Als durchaus aggressiv ist allerdings
auch die Geräuschentwicklung der Kühlercombo anzusehen. Zweifellos
ist der Smart Fan II prädestiniert dafür, durch seine enorme
Variabilität jegliche Bereiche der Lärmempfindlichkeit zu umfassen, wie
man ihn aber auch einzustellen versucht, wirklich angenehm ist der
erzeugte Lärmpegel nie. Selbst auf niedrigster Drehzahl stellt sich nach
wenigen Augenblicken ein unangenehm tiefes Nebengeräusch unterschwellig
ein, welches den Silent Betrieb nahezu unmöglich macht. Etwas
verwunderlich ist dies schon, da ein anderer uns vorliegender Lüfter
gleichen Typs diese störenden Begleitgeräusche nicht ausweist. Es
könnte also durchaus sein, dass wir es hier mit einem
"Ausnahmefall" zu tun haben.

Doch was zeichnet nun die
Vielseitigkeit des Lüfters aus? Zum einen ist es natürlich möglich, ihn
auf 12Volt zu betreiben, was aber selbst hartgesottene
großbaustellenlärmerprobte User auf die Dauer an
die Grenzen ihrer Lärmbelastungserträglichkeit zwingt und auch in Sachen
Kühlleistung bei aktuellen CPUs kaum von Nöten sein wird.
Zweite Option - mittels
beiliegendem Temperaturfühler lässt man den Smart Fan für sich das
optimale Geräusch-Leistungsverhältnis ausloten.
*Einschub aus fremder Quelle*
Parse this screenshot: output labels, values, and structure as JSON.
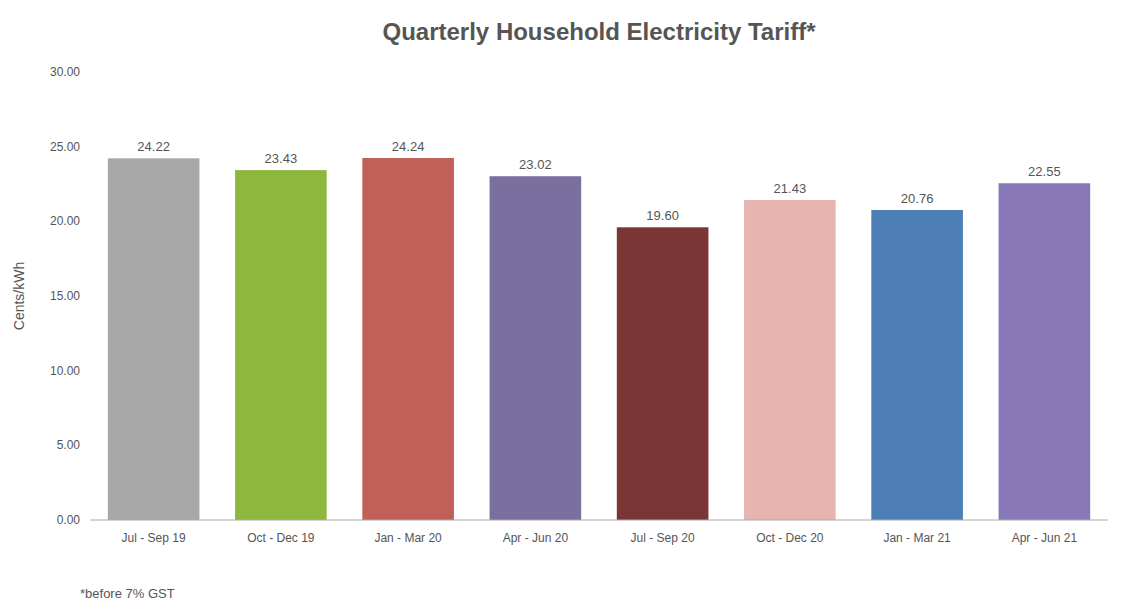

Der Fühler wird einfach
an mit dem thermal Tape beispielsweise an der CPU Unterseite befestigt und
reagiert so blitzschnell auf die Gegebenheiten. Der automatische
Regelbereich liegt dabei zwischen 1300 rpm bei ca. 20°C
Umgebungstemperatur und steigt linear bis er bei 55°C anliegender
Temperatur sein Maximum in ca. 4800rpm erreicht. Besitzer von schwächeren
CPUs werden mit dieser Variante sicher gut fahren können, wer allerdings
einen leistungsstarken Prozessor sein Eigen nennen darf, sollte sich
lieber Möglichkeit Nummer drei zu Gemüte führen, da ein schneller
Prozessor den Volcano 11 wohl relativ rasch dazu zwingen wird, sein volles
Leistungs- und Geräuschpotential zu entfalten.
Selber regeln ist der Trend
und auch sicher die gescheiteste Lösung. Beim Volcano 11 geht dies über
den Poti, welcher bei der "non Plus" Version über das Slotblech
an der Rückseite des Rechners, beim Volcano 11+ auch über ein 5,25Zoll
Panel in der Front nach außen geführt werden kann.
Das erfreuliche, sollte man
eine Option nicht verwenden wollen, baumeln die "nutzlosen"
Kabel nicht sinnlos im Gehäuse herum, sondern man kann jede Vorrichtung
einzeln montieren bzw. demontieren. Somit wird dem Kabelgewirr vorgebeugt,
was bei manch anderem Konkurrenzprodukt leider nicht der Fall ist.